Bake the gourd at 425 degrees Fahrenheit for 25 to 50 minutes depending on the type and size of the gourd.
Step 2: Remove the Outer Shell
Once the shell has softened and the gourd is cool enough to handle, remove the outer shell with a sharp knife.
Some people carefully peel the gourd's beautiful shell to use it as a bowl or decoration. It's not meant to be eaten and can be discarded or composted.
Step 3: Scoop Out the Insides
Once the shell is removed, slice the gourd in half, revealing the spongy center. Then, scoop the spongy center that's usually filled with seeds.
Step 4: Cube the Flesh
Use a sharp knife to chop or slice the flesh into the desired shape and size.

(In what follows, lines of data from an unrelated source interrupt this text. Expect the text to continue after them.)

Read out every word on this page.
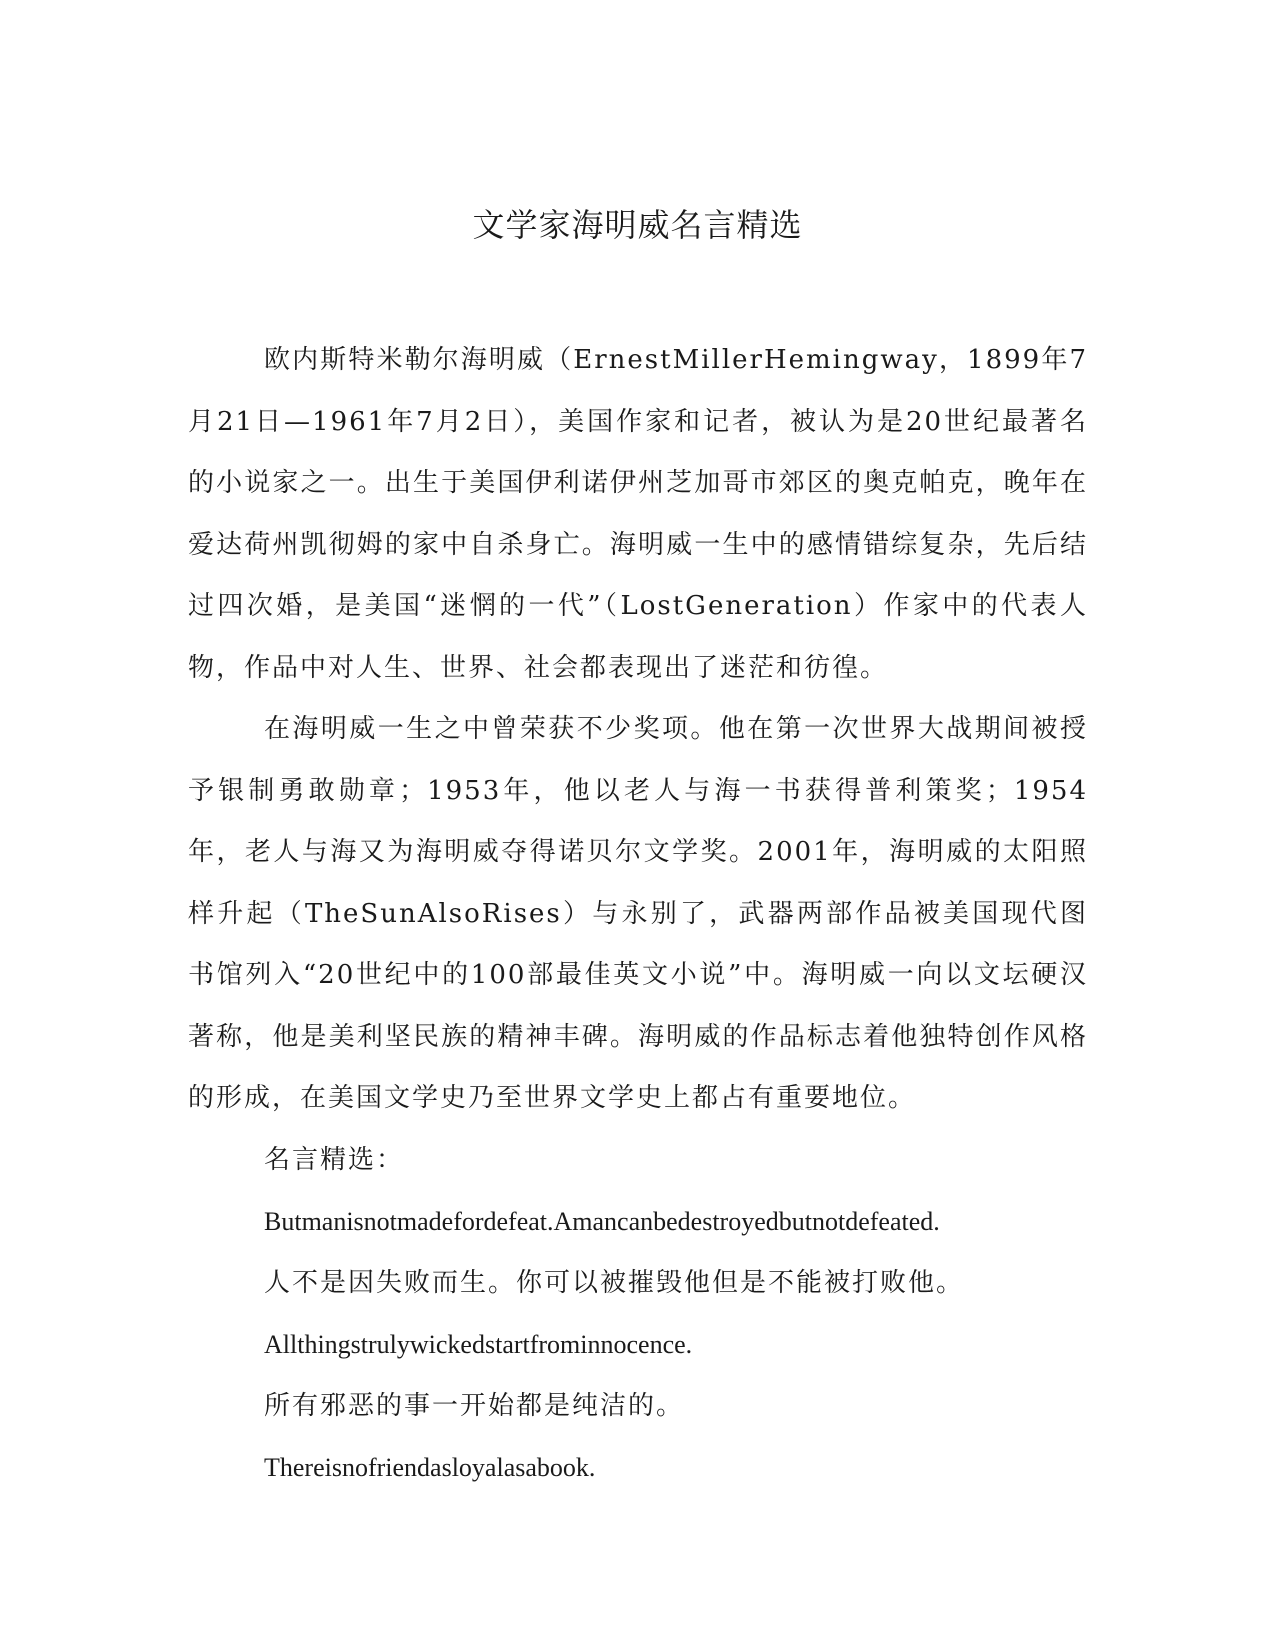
文学家海明威名言精选

欧内斯特米勒尔海明威（ErnestMillerHemingway，1899年7月21日—1961年7月2日），美国作家和记者，被认为是20世纪最著名的小说家之一。出生于美国伊利诺伊州芝加哥市郊区的奥克帕克，晚年在爱达荷州凯彻姆的家中自杀身亡。海明威一生中的感情错综复杂，先后结过四次婚，是美国“迷惘的一代”（LostGeneration）作家中的代表人物，作品中对人生、世界、社会都表现出了迷茫和彷徨。

在海明威一生之中曾荣获不少奖项。他在第一次世界大战期间被授予银制勇敢勋章；1953年，他以老人与海一书获得普利策奖；1954年，老人与海又为海明威夺得诺贝尔文学奖。2001年，海明威的太阳照样升起（TheSunAlsoRises）与永别了，武器两部作品被美国现代图书馆列入“20世纪中的100部最佳英文小说”中。海明威一向以文坛硬汉著称，他是美利坚民族的精神丰碑。海明威的作品标志着他独特创作风格的形成，在美国文学史乃至世界文学史上都占有重要地位。

名言精选：

Butmanisnotmadefordefeat.Amancanbedestroyedbutnotdefeated.

人不是因失败而生。你可以被摧毁他但是不能被打败他。

Allthingstrulywickedstartfrominnocence.

所有邪恶的事一开始都是纯洁的。

Thereisnofriendasloyalasabook.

Step 5: Cook the Flesh of the Gourd
The flesh of certain gourds is the edible part, and it may need to be cooked for longer once the shell is removed. Cook the pieces by boiling, steaming, roasting or baking them. They can also be incorporated into various recipes.
Chebotar recommends baking the pieces at 425 F for 20 to 30 minutes or until they are slightly browned.
Gourd Recipe Ideas
Chebotar recommends the following gourd recipe ideas:
Squash recipes are the perfect introduction to eating gourds. Squash is low in fat and calories yet full of flavor. It's a versatile food that can be used in soups, stews, chilis and more. Roasted squash, maple-glazed squash and stuffed squash are all tasty ways to eat gourds.
Gourds like field pumpkin and calabash have very hard shells, but their edible fillings can be eaten in savory recipes similar to squash. The sweet flavor of pumpkin makes it a popular choice for baked goods like pumpkin pie and other desserts. Pumpkin seeds also make for a nutrient-rich snack.
Bottle gourds are especially popular in Indian dishes. It's a staple in some curry and dal recipes. In Chinese cuisine, bottle gourds are used in soups and stir-fries.